Je suis tout à fait prêt à défendre la séparation entre faits et valeurs si elle est contestée. Mais je n'ai pas compris la suite de votre argument, ni en quoi cela vous conduisait à remettre en cause cette séparation.
La fin de mon message se voulait un encouragement a ecouter des scientifiques comme vous qui abordent des questions jusqu'ici restées chasse gardée des "humanités" i.e. psychanalyse et sociologie et leurs dogmes respectifs.
Il faut deja poser a priori une distinvtion entre fait et valeur. Une fois que cela est proprement fait, on peut alors critiquer les valeurs sur la base de leurs consequences factuelles.

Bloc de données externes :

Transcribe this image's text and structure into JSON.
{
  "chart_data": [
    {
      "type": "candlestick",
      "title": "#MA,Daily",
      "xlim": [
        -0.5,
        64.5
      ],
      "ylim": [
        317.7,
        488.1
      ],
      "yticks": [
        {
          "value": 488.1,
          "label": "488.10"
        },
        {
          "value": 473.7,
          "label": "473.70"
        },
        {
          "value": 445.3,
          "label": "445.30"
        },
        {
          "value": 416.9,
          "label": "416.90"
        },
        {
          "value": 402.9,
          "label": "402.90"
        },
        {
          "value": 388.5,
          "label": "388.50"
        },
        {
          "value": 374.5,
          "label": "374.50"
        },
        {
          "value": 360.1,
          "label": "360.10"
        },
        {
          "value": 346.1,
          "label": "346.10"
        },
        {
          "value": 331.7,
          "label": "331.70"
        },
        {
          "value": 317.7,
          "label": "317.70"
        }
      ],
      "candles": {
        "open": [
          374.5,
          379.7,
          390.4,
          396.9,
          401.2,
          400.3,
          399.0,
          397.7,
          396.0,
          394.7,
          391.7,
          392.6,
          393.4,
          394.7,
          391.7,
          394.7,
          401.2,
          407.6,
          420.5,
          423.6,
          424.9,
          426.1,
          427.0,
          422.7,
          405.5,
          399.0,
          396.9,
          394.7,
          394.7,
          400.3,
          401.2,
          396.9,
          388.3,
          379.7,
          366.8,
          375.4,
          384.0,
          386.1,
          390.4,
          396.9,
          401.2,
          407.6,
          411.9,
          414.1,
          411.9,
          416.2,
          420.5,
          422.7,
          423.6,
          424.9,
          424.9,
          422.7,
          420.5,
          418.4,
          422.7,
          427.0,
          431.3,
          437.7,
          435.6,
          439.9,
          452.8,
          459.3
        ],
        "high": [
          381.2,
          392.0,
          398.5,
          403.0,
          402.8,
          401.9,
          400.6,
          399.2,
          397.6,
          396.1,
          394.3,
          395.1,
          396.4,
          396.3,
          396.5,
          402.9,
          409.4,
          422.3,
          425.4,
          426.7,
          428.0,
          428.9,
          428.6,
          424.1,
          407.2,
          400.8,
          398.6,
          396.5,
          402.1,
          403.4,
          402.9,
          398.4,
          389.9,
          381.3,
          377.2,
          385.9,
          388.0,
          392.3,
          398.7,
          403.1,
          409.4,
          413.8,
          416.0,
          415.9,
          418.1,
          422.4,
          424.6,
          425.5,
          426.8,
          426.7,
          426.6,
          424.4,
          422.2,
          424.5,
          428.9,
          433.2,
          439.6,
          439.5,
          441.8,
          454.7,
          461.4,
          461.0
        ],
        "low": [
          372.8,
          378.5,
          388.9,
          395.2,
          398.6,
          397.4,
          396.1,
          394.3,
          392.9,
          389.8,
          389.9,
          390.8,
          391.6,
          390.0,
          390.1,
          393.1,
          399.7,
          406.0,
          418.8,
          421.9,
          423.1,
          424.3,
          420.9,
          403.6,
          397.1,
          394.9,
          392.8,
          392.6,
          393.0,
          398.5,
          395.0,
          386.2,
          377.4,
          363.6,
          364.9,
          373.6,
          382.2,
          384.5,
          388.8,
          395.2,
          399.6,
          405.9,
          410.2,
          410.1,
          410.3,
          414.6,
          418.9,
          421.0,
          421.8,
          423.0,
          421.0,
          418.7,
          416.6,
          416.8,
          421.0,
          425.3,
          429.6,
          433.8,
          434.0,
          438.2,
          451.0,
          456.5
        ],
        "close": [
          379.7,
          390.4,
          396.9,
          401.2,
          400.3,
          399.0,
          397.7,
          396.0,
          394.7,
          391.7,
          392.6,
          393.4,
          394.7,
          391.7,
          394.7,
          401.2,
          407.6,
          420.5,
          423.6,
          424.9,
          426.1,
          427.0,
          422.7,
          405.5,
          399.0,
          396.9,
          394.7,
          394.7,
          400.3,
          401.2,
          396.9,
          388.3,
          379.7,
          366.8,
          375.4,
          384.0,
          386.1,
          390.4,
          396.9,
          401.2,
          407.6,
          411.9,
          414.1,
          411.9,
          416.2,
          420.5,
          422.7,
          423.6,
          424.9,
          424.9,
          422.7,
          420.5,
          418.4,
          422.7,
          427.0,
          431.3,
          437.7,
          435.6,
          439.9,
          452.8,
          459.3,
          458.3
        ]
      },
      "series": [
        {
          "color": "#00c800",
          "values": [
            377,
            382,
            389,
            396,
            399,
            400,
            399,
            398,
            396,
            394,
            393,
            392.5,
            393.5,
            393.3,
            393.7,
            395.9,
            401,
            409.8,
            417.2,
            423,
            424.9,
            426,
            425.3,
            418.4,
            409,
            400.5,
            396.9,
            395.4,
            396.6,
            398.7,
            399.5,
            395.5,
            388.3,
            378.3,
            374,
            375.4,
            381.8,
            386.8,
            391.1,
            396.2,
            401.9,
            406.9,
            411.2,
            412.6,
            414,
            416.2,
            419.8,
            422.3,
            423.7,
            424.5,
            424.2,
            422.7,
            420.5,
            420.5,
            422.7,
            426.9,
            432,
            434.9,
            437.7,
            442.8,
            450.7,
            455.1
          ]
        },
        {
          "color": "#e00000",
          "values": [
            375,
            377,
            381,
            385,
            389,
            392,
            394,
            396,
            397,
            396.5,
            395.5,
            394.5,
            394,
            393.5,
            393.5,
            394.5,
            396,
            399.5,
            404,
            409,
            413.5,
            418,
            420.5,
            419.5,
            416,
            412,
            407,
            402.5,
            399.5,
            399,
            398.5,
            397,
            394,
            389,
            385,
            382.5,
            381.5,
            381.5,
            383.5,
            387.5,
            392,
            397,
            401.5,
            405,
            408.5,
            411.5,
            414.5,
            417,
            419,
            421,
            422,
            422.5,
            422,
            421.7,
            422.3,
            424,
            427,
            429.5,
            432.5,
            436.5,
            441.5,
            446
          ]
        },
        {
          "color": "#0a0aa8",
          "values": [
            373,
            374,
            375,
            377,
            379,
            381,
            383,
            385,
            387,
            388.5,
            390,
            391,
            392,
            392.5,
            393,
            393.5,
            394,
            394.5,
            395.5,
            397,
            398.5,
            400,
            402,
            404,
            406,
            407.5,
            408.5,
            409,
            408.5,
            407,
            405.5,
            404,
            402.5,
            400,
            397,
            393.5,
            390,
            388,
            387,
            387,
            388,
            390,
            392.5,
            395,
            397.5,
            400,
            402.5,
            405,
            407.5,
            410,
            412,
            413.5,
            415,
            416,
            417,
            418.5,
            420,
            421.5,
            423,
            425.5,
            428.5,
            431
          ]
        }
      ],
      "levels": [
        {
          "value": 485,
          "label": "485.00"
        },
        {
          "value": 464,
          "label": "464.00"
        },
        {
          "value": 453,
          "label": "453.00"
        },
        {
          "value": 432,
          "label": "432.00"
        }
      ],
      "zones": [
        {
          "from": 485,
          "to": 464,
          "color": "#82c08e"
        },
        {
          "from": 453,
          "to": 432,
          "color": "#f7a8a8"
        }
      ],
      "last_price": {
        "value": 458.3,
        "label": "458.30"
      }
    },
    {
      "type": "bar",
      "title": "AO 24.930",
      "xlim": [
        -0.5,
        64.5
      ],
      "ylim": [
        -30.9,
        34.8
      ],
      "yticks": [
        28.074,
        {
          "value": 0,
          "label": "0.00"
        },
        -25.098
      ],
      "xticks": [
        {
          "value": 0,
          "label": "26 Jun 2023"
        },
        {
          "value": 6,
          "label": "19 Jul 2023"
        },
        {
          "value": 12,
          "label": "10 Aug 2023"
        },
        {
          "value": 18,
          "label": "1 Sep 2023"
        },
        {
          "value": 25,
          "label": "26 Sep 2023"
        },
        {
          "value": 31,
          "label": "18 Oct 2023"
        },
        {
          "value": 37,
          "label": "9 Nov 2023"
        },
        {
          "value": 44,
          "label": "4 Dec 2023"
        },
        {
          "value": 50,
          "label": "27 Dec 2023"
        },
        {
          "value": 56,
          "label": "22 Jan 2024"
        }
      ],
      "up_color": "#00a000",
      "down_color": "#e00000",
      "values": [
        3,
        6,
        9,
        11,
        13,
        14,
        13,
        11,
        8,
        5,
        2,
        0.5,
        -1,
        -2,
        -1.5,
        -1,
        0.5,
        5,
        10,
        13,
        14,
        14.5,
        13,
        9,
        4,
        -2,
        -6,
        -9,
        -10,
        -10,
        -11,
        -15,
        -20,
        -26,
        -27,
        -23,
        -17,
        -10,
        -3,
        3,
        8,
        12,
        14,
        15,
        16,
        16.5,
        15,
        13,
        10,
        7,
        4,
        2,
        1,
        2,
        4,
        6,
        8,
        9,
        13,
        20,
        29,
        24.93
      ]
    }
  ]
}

C'est une demarche en deux temps.
Oui, mais pour moi c'est même un peu plus complexe que cela.
Etant données des valeurs, on peut concevoir des actions ou des politiques visant à satisfaire ces valeurs. C'est important à expliciter, car les valeurs en soi ne définissent pas une politique, et il existe souvent plusieurs politiques possibles que l'on peut vouloir mener pour satisfaire les mêmes valeurs.
Une fois des actions ou une politique définies, alors la question de savoir quelles sont les conséquences prévisibles de ces actions est une question de fait, à laquelle on peut répondre par la démarche scientifique usuelle.
Enfin, les conséquences prévisibles étant déterminées, il faut en revenir aux valeurs pour évaluer si ces conséquences sont positives ou pas.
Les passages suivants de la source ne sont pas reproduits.